Blue Buffalo Wilderness adds in a nice array of fruits and vegetables, including carrots, sweet potatoes, and blueberries, which support her eye health. They also include glucosamine in the recipe, but, unfortunately, do not go that bit further and add chondroitin. Therefore, it will help your dog´s joints somewhat, but not as much as Orijen´s recipe.

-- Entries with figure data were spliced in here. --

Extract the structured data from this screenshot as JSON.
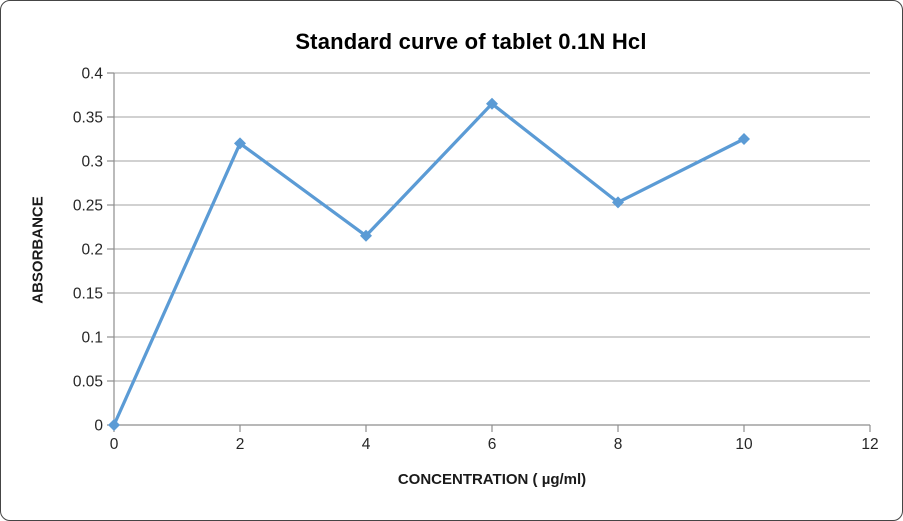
{
  "chart_data": {
    "type": "line",
    "title": "Standard curve of tablet 0.1N Hcl",
    "xlabel": "CONCENTRATION ( µg/ml)",
    "ylabel": "ABSORBANCE",
    "x": [
      0,
      2,
      4,
      6,
      8,
      10
    ],
    "y": [
      0,
      0.32,
      0.215,
      0.365,
      0.253,
      0.325
    ],
    "xlim": [
      0,
      12
    ],
    "ylim": [
      0,
      0.4
    ],
    "x_ticks": [
      0,
      2,
      4,
      6,
      8,
      10,
      12
    ],
    "y_ticks": [
      0,
      0.05,
      0.1,
      0.15,
      0.2,
      0.25,
      0.3,
      0.35,
      0.4
    ],
    "grid": "horizontal",
    "legend": "none",
    "marker_style": "diamond",
    "colors": {
      "line": "#5B9BD5",
      "marker": "#5B9BD5",
      "gridline": "#A3A3A3",
      "axis": "#8E8E8E",
      "tick_label": "#262626",
      "title": "#000000",
      "frame_border": "#454545",
      "background": "#FFFFFF"
    }
  }
}
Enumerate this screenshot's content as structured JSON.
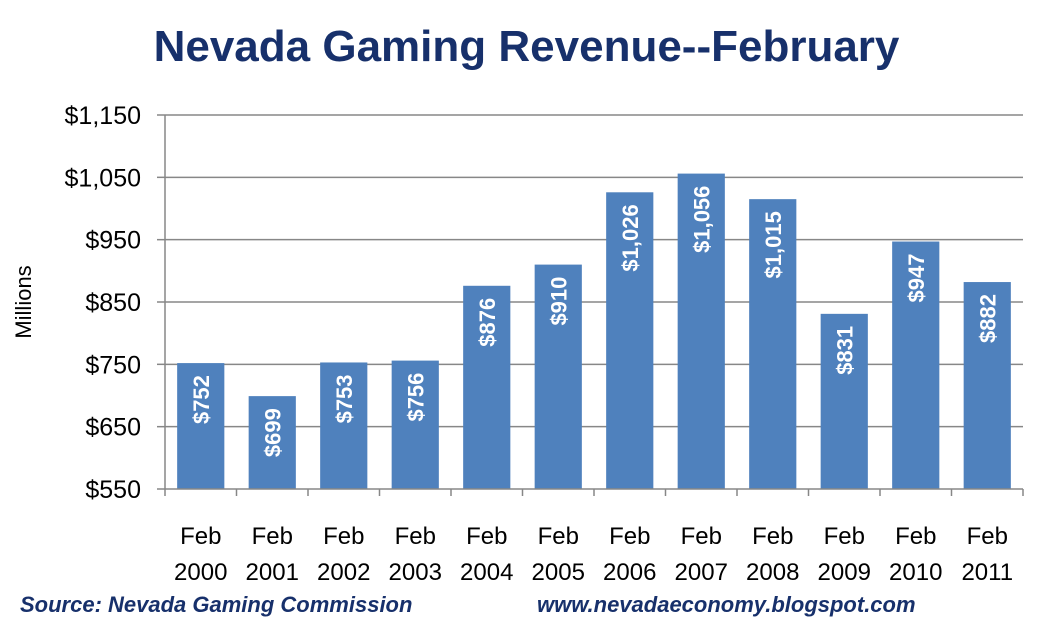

The downside with this brand (which is why I had to rate it much lower than the rest) is that the calorie content is low for Huskies; it only has 410 calories a cup, so this is a food for Huskies who eat more. A typical Husky (weighing 53 lb) would need just under 3 cups a day of this food.
Best price of all four
Over 1,500 reviews on Amazon (78% 5 stars)
Range of fruit and veg
Includes ingredients that help eye, thyroid and coat health
- Low-calorie content for average Huskies
Blue Buffalo is also a great option if you are on a budget, but bear in mind that your Husky will need to eat 3 cups to get her daily calorie intake.
EVO is another good choice (with a mid-range price), but it does contain ingredients which may cause an allergic reaction in some Huskies.